A new material captures radioactive gases from recycling of nuclear waste

2016/06/16 Galarraga Aiestaran, Ana - Elhuyar Zientzia Iturria: Elhuyar aldizkaria

Structure of the material called SBMOF-1. Radioactive gases are trapped in the pores of the structure, separated from each other. Ed. Berend Smit/EPFL/University of California.

They have developed a material for the effective, safe and economical capture of radioactive gases released during the processing of waste from nuclear power plants. This is a project carried out in collaboration with researchers from the Polytechnic School of Lausanne and the University of California and published in the journal Nature Communications.

It has been considered an important step since the technology used so far to capture the gases released in recycling of nuclear fuel needed very low temperatures, so it is very expensive.
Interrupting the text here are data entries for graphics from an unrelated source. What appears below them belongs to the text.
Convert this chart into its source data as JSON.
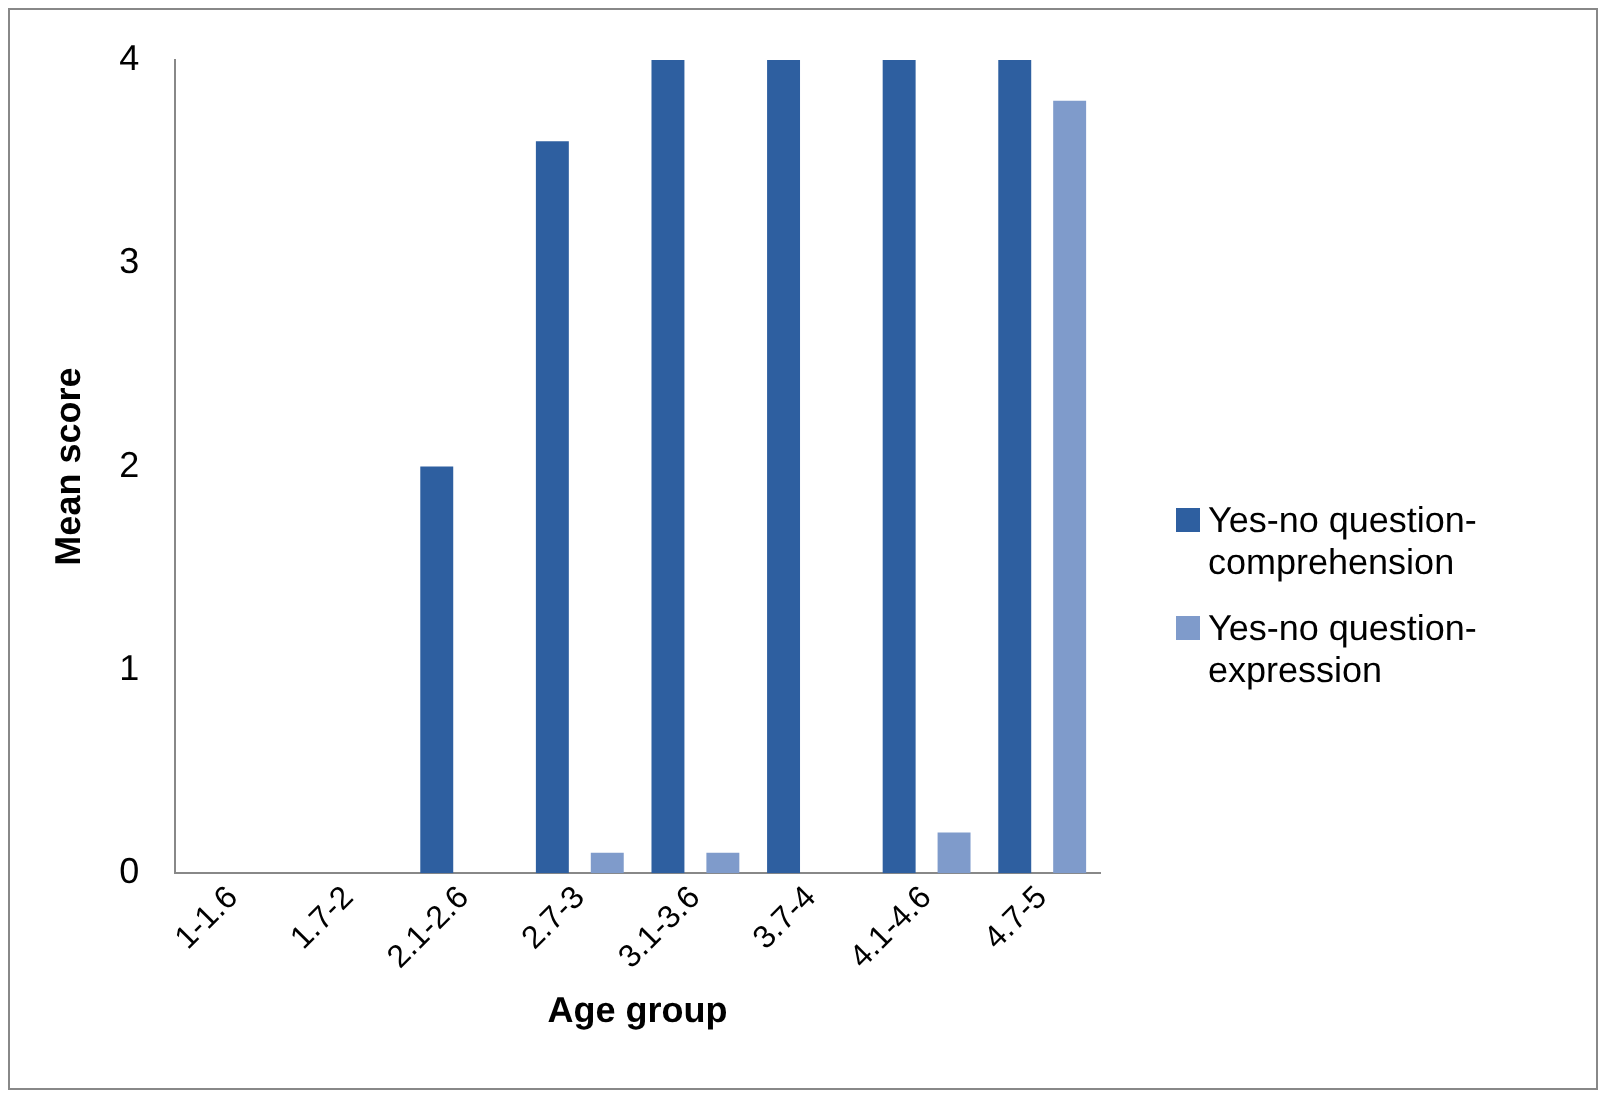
{
  "chart_data": {
    "type": "bar",
    "xlabel": "Age group",
    "ylabel": "Mean score",
    "categories": [
      "1-1.6",
      "1.7-2",
      "2.1-2.6",
      "2.7-3",
      "3.1-3.6",
      "3.7-4",
      "4.1-4.6",
      "4.7-5"
    ],
    "series": [
      {
        "name": "Yes-no question-comprehension",
        "color": "#2e5fa0",
        "values": [
          0,
          0,
          2,
          3.6,
          4,
          4,
          4,
          4
        ]
      },
      {
        "name": "Yes-no question-expression",
        "color": "#7f9bcb",
        "values": [
          0,
          0,
          0,
          0.1,
          0.1,
          0,
          0.2,
          3.8
        ]
      }
    ],
    "ylim": [
      0,
      4
    ],
    "yticks": [
      0,
      1,
      2,
      3,
      4
    ],
    "grid": false,
    "legend": "right"
  }
}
In addition, there was a risk of causing explosions. However, thanks to the material they have developed, the process has been very much covered and is safe and efficient.

To obtain this material, 125,000 structures have been tested using computer models. They did not have the challenge of being able to separate the gases that come out.In fact, among the most important and dangerous of these gases are xenon and crypton, which should be collected separately for commercial use. On the other hand, the life of xenon is much shorter than that of the crypt (one month over a year).

In the end they have obtained the material they were looking for. It has been called SBMOF-1 and is similar to materials used to absorb other contaminants such as carbon dioxide. MOF are porous materials that capture gases between the pores. Well, the structure of SBMOF-1 is adequate for the capture of xenon and crypton separately at room temperature, which, according to the researchers, has allowed to reduce the process of reuse of uranium and plutonium in nuclear power plants and make it safe.